I never found comfort in the church. Original sin seemed absurd, as did a jealous God, demanding love and then annihilating his creations in a flood because they didn’t love him enough. I asked too many questions and I violently rejected the inherent subservience to blind faith the church expected of me. I was kicked out of CCD and created an uproar when I stopped kneeling in church. When an impassive priest told a raw and shaken 12-year old me that my mother’s wasting and futile war with cancer was God’s will, I finally turned my back for good.
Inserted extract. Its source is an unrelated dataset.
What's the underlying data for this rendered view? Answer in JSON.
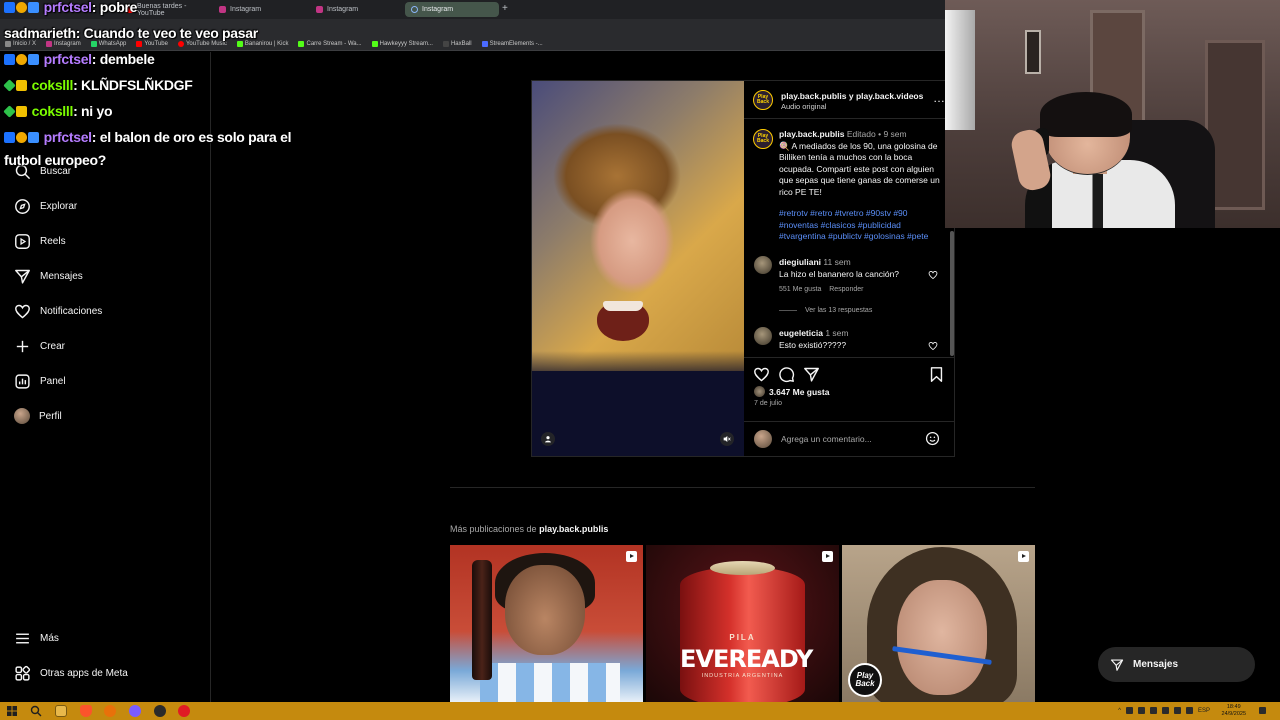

As I grew older, I embraced the East and found solace, and more importantly, answers in the teachings of Buddhism, Hinduism, and Taoism. Here were philosophies largely free of crusades, open misogyny, homophobia, and child rape. Here were philosophies that didn’t preach hollow morality or pass judgment because they believed God was not a robed man in the sky, but a force that permeated the very fabric of the universe (The Buddha Mind, the Brahman, and the Tao, respectively). Even more appealing to my young mind and defiant sensibilities was that this force was accessible to anyone—rich or poor, gay or straight, black or white, man or woman, sinner or saint. This kingdom, this true kingdom of God, was inside us.

Someone else preached this also, but I wasn’t ready to hear it yet.

In 2016, I lost a dear friend to breast cancer. In addiction recovery for over 20 years, she took me under her wing during my first angry, shaking, booze-addled days on the West Coast right after college and she never let go. She introduced me to Buddhism and always pushed me to see past the broken pieces and into the unassailable whole. She spoke to me of Milarepa, a wicked sorcerer who killed many men, but through the force of his regret and dawning of empathy, he attained enlightenment and became among the most revered of Buddhist saints. It means we all have a chance, even the worst of us, she would say.

On the plane ride out to San Francisco for the funeral, I would meet another woman who would, as the universe tends to provide, tell me exactly what I needed to hear. She was a chaplain at Brigham & Women’s Hospital and was no stranger to grieving families. She was also on her way out for a funeral and it seemed we held a lot in common. When she introduced herself as a chaplain, my initial reaction was irrational and defensive.

“I’m not religious,” I said.

She pointed to the mala beads wrapped around my wrist.

“But you’re plugged in, aren’t you?”

I laughed, defused, but still distrustful.

“I believe in God,” I said noncommittally.

“You just don’t like being told how to believe,” she said.

We grinned at each other.

“Am I that transparent?” I asked her.

“Jesus was a rebel too,” she said.

We were silent for a time, then she turned on me.

“When you pray, who do you pray to?”

"I don’t pray.” I told her, a bit more defiantly that I would have liked, and then, suddenly needing to justify myself, I added: “I meditate.”

“OK,” she said. “And when you’re meditating, what are you trying to connect with?”

I paused, no one had asked me that before.

“My higher self, I guess,” I told her. “The Buddha mind.”